Take for example the recent post on Slashdot about Microsoft’s new shell Monad supposedly being removed from Windows Vista because of concerns over its security. Adam Barr, who works on the Monad team, was able to publicly correct this via his blog, far more quickly than any kind of response that could have been issued through the usual corporate channels. What could have been a nasty little anti-Microsoft meme echoing around the Internet got nipped in the bud, fast.
This kind of "from the horses mouth" posting is completely lacking from Apple. Take, as an example, the story on the purported use of Trusted Computing DRM by the OS X Intel project. This originated with OSx86, spread to Slashdot, and on to Cory, who wrote an eloquent piece on BoingBoing about how it was A Very Bad Thing.
So now the news that Apple is using some nasty DRM for as-yet ill-defined purposes is rattling round the Internet. Apple’s response? Nothing. The nearest we get to a response is from John Gruber, who accuses Cory of overreacting.

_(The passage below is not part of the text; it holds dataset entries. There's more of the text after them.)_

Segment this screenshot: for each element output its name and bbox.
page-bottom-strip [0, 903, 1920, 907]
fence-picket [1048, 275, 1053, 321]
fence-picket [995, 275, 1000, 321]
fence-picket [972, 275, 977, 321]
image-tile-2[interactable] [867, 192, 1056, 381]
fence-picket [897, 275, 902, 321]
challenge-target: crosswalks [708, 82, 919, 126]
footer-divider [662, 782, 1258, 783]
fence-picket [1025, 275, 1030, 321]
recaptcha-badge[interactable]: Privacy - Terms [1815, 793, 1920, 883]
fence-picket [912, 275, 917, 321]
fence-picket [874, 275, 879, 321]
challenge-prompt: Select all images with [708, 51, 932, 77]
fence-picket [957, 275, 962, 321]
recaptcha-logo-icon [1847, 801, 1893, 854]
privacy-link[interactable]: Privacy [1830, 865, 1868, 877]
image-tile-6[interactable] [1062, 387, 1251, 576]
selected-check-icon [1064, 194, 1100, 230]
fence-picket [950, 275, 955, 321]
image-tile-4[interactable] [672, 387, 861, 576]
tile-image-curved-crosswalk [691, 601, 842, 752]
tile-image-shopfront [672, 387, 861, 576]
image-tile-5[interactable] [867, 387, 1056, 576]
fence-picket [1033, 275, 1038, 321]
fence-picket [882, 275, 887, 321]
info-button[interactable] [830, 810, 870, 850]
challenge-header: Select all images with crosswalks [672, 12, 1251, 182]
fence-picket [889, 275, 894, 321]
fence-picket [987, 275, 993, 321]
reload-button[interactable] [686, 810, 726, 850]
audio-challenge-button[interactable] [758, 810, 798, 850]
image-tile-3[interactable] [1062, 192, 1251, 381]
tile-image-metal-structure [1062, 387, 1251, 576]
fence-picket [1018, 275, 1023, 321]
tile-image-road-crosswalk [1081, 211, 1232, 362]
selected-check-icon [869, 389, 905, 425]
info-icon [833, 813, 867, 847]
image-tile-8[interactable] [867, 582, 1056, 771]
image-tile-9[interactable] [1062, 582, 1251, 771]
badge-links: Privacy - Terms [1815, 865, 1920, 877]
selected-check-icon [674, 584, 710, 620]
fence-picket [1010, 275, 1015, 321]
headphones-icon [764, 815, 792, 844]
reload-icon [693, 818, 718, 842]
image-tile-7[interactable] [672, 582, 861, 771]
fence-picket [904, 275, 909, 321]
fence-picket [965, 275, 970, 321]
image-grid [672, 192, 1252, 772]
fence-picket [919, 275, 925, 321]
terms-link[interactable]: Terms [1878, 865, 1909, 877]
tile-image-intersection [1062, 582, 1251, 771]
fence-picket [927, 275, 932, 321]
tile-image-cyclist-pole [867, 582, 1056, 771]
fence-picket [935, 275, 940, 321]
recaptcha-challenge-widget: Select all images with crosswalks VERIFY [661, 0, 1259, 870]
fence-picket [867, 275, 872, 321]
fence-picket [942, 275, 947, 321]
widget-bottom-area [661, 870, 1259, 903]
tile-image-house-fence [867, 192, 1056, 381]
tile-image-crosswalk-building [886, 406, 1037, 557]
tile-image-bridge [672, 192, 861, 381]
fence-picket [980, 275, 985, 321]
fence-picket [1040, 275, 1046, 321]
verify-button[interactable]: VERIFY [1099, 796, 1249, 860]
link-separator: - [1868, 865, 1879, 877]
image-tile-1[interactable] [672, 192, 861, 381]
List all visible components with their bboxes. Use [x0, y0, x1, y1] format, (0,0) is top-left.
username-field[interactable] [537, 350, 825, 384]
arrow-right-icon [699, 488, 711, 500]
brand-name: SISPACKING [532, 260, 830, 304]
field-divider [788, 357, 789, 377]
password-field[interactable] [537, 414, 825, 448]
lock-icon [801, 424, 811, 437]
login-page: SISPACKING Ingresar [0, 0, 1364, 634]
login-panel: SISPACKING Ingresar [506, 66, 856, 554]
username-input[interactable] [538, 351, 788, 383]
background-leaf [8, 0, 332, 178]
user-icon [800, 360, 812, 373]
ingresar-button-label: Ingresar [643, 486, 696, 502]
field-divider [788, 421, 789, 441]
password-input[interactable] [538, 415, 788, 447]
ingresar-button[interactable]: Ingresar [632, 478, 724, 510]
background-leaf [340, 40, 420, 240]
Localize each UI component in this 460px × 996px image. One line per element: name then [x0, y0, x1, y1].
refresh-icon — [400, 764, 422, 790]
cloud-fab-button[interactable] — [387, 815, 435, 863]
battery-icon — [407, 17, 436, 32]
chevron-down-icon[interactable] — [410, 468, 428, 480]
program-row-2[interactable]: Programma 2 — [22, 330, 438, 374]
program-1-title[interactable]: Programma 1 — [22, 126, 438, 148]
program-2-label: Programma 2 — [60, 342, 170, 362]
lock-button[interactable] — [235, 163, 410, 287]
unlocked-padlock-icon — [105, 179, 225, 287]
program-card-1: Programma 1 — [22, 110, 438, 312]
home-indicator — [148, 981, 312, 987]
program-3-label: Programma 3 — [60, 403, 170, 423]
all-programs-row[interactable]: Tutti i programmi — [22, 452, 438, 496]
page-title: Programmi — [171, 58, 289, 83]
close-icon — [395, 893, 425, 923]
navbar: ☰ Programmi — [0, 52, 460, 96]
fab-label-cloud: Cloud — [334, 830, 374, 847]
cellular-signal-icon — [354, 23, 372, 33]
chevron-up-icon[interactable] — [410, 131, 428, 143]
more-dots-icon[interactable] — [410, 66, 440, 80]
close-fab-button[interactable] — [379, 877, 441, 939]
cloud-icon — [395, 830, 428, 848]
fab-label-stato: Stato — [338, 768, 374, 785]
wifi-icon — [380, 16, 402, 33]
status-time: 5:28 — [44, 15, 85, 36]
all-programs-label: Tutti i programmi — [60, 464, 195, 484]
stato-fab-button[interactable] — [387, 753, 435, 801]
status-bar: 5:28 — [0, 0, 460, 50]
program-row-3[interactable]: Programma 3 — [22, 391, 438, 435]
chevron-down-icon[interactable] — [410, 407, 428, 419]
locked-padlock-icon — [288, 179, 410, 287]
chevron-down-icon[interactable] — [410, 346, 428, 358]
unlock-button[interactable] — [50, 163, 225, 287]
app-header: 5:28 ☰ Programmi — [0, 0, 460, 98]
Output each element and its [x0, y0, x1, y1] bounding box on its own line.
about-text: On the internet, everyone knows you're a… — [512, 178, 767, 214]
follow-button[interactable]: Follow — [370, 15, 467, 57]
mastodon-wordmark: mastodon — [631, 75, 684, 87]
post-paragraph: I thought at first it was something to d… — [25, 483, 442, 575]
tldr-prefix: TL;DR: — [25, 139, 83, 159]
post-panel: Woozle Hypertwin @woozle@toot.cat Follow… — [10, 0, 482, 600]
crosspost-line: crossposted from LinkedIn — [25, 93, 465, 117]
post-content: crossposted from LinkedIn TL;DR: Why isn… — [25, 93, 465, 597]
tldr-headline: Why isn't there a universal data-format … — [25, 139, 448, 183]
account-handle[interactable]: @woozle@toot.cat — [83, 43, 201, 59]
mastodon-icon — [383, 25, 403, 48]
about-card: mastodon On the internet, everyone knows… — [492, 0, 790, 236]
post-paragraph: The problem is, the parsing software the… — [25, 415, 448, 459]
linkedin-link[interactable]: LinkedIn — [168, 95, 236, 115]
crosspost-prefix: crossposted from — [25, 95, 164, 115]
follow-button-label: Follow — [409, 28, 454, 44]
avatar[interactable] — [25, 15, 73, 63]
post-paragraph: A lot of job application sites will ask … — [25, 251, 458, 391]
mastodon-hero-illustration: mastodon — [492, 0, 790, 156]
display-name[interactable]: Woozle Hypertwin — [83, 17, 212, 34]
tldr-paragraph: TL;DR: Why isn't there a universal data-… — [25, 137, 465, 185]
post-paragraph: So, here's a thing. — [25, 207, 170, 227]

Maybe Cory is overreacting, but the fact is that the whole thing could have been stopped in its tracks by a quick post on an Apple product manager’s blog. "We’re using TPM in our machines to ensure that users can’t boot the developer version of OS X/Intel on stock Intel-based machines. We don’t have any plans at present to use it beyond that." A simple post that doesn’t give any serious information about future products, but simply clarifies an already-noted feature of the developer machines, in exactly the same way that Adam Barr clarified an already-noted point about Vista and Monad.
But that’s not how Apple works, and it’s something that will, sooner or later, mean a serious PR wound. As Scoble puts it:
Here’s something I learned while working in the tech industry: if
something is being discussed and answered in public, it almost never is
evil. But, if something is being kept secret, then you should focus
more scrutiny on that. When the stink is going up, people’s normal
reactions are to stop communicating.
Apple needs to learn that its employees communicating with its customers directly is a good thing, both for the employees (who feel more empowered) and for the customers who see a human face on the company. Let the people blog, Steve.